The 33% first-attempt rate without guidance is not a model limitation. It reflects the size of the decision space Claude navigates without constraints. A spec does not make Claude smarter. It makes the problem smaller. You make the 20 decisions in advance. Claude executes against a plan where the decisions are already settled.
Spec first. Fresh session. Living document. That's the pattern.
What is spec-driven development with Claude Code?
Spec-driven development is a four-phase workflow where you write requirements, design, and an ordered task list before Claude writes a single line of code. The spec removes the 20-odd decisions Claude would otherwise make on its own. You make them in advance. Claude executes against a plan that is already settled.
How do I write a spec for Claude Code?
Open a fresh session and ask Claude to interview you using the AskUserQuestion tool until it has covered implementation, UX, edge cases, and trade-offs. When the interview is done, ask it to write the output to SPEC.md. Close that session. The next session opens the spec and builds. The hand-off between sessions is where most of the value sits.
Why should I start a fresh session after writing a spec?

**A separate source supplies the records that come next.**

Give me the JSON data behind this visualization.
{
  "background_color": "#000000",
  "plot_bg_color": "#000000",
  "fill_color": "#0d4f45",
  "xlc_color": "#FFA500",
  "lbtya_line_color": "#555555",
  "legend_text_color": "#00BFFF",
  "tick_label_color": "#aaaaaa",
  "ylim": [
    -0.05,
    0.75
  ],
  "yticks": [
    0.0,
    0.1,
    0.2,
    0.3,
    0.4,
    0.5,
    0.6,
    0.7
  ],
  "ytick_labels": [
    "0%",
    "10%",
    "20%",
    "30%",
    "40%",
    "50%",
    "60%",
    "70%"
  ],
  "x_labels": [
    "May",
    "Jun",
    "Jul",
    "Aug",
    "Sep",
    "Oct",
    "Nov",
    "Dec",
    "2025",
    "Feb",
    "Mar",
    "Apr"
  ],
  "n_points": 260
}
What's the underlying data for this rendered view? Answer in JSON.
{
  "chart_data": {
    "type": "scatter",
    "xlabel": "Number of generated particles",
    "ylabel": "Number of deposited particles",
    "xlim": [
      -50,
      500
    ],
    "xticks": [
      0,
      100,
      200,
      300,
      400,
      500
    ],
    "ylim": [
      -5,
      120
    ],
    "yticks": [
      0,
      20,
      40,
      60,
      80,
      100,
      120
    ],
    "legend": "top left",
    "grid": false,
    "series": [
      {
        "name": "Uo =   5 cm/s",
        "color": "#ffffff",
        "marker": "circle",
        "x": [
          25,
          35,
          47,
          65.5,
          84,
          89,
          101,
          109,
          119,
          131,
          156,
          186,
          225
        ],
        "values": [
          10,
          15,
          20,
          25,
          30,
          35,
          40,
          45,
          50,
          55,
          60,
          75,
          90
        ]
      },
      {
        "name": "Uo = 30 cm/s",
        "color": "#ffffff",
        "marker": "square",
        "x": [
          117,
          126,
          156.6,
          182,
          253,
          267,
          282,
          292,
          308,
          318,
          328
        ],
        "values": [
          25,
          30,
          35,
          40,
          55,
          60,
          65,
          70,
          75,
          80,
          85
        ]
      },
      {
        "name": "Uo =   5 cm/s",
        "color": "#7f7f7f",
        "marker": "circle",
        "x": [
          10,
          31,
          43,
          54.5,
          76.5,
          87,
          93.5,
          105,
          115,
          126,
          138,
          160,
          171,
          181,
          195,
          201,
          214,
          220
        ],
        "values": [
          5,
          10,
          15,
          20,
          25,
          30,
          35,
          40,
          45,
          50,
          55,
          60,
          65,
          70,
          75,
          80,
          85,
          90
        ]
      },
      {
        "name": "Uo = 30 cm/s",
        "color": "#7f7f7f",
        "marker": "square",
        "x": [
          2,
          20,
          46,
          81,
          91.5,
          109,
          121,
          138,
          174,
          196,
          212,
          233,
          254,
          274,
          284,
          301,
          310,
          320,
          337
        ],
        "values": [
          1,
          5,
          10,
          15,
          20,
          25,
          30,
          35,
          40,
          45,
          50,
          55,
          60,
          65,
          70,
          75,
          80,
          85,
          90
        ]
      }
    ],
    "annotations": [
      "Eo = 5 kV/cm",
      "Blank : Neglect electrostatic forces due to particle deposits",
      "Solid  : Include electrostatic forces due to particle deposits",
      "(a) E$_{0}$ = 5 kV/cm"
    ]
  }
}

Claude carries the reasoning from the spec-writing session forward as implicit assumptions. It stops reading the spec literally and starts filling gaps from memory. A fresh session forces it to read the spec the way a new engineer would: from the top, word for word, without inherited context from the prior conversation.
What goes in a Claude Code spec file?
A minimal spec has three parts: requirements (what the feature must do, written as user stories and acceptance criteria), design (data models, API contracts, which files change), and tasks (an ordered implementation plan where each step lists its dependencies). For small features a single SPEC.md works. Larger features use three separate files inside a named folder under .claude/specs/.
What is the difference between spec-driven development and vibe coding?
Vibe coding means prompting Claude iteratively and accepting wherever the conversation leads. It is fast for exploration but unpredictable at scale. Spec-driven development front-loads the decision-making into a written document before any code runs. The spec trades a small amount of upfront time for a large reduction in rework, scope drift, and session-to-session context loss.
What is the fix-the-test rule in spec-driven development?
Without a written constraint, Claude sometimes makes a failing test pass by changing the test instead of fixing the broken code. The fix-the-test rule goes in SPEC.md or CLAUDE.md: always find the root cause first, fix the application if the application is wrong, fix the test only if the test itself was written incorrectly. That one rule closes one of the most common failure modes in unguided sessions.